Tout le monde se paie une pinte de bon sang, suivie du vrai dessert, de quelques conversations décousues et finalement des cahots du retour en bateau à mon hôtel de San Pedro, l’île même dont Madonna rêvait dans La Isla Bonita.
L’eau est noire comme de la réglisse et le courant, puissant ; quand enfin nous débarquons, nous avons tous un petit air de pirates en détresse et un look à mourir !
Mon hôte, le génialement nommé Bobby Dhillon, semble s’amuser comme un petit fou.
Ce sikh passé par le Japon et Calgary, du genre à n’avoir que des cadets comme soucis, m’a fait venir dans ce petit pays, pour me montrer son petit paradis insulaire.

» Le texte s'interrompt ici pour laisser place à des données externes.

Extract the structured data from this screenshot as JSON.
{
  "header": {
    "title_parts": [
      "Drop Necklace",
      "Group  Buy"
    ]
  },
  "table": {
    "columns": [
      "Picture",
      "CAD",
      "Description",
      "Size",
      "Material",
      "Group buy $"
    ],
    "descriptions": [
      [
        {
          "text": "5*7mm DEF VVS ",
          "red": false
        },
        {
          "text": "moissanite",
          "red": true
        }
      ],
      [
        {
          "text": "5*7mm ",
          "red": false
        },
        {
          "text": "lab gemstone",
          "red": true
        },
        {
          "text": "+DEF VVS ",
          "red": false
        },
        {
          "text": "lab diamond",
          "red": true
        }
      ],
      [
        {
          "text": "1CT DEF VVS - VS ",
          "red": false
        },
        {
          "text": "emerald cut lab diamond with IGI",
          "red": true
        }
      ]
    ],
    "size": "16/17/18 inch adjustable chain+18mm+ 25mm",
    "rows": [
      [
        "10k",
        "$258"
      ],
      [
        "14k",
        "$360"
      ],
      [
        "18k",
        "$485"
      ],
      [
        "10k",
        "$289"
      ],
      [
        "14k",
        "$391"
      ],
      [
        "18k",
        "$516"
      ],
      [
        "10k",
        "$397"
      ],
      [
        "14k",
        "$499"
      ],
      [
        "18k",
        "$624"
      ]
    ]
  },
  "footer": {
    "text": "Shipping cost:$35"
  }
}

Ce grassouillet archimillionnaire en shorts orange vif a beau avoir fait fortune dans l’immobilier, son âme se trouve ici, au Belize, où il a acheté cette île de 930 ha il y a une dizaine d’années.
Depuis, c’est bien pour dire, le Belize est devenu à la mode, l’investissement de Dhillon s’est mis à rapporter et Leonardo DiCaprio s’est acheté une île à deux encablures d’ici.
Dhillon, si populaire au Belize qu’il a été nommé consul général honorifique, s’empresse au cours des jours suivants de me faire découvrir ce havre sauvage mais ravissant.
« J’ai un croco domestique », m’informe-t-il en me faisant faire le tour du propriétaire et de la bestiole. « Imaginez des tables sur le sable ici, là des lampes polynésiennes », ajoute-t-il plus tard, en me montrant la pointe de l’île, où il projette de construire un chic bar-restaurant.
Je comprend que ce pays, planté comme un nez entre les yeux du Mexique et du Guatemala, puisse fasciner un homme à la recherche d’un royaume.
Tissé de cultures diverses (Mayas, pirates anglais, anciens esclaves indiens, et même quelque 3000 mennonites dans un coin), l’ancien Honduras britannique est non seulement beau, mais il est aussi paisible. Selon Dhillon, cette torpeur découle de ce qu’« aucun groupe n’est majoritaire ».
Et de ce que Henry Ford n’a jamais entendu parler de ce lieu : les moyens de transport préférés semblent être les bateaux et les voiturettes de golf.
« J’aime cet endroit parce qu’il y a un préposé aux voiturettes », mentionne Dhillon.
Qu’est-ce qui pousse un homme à acheter une île ?
Un matin, je déjeune avec Dhillon sur la plage de sable blanc où viennent mourir les vagues purificatrices.
Attablé pour le repas le plus important de la journée, mon hôte sort une carte du pays et, à l’aide de sa fourchette, se met à pointer par-ci, à piquer par-là.
C’est alors que je comprends.
Oui, cette île est son joujou, mais il ne l’a pas achetée comme il le ferait pour la première Porsche venue.
C’est clair, cet homme souffre du syndrome de Robinson Crusoé.
Comme Johnny Depp, qui s’est payé une île dans les Bahamas pour se remonter le moral, ou l’influent Canadien Tyler Brûlé, ex-rédacteur de Wallpaper, qui en a acquis une en Suède il y a quelques années, ou encore l’excentrique lord écossais Glenconner, rendu célèbre pour avoir acheté Mustique dans les années 1950 et l’avoir transformée en repaire d’aristos, Dhillon est au fond un voyageur romantique, même s’il nourrit des projets d’entreprise, son inspiration est poétique.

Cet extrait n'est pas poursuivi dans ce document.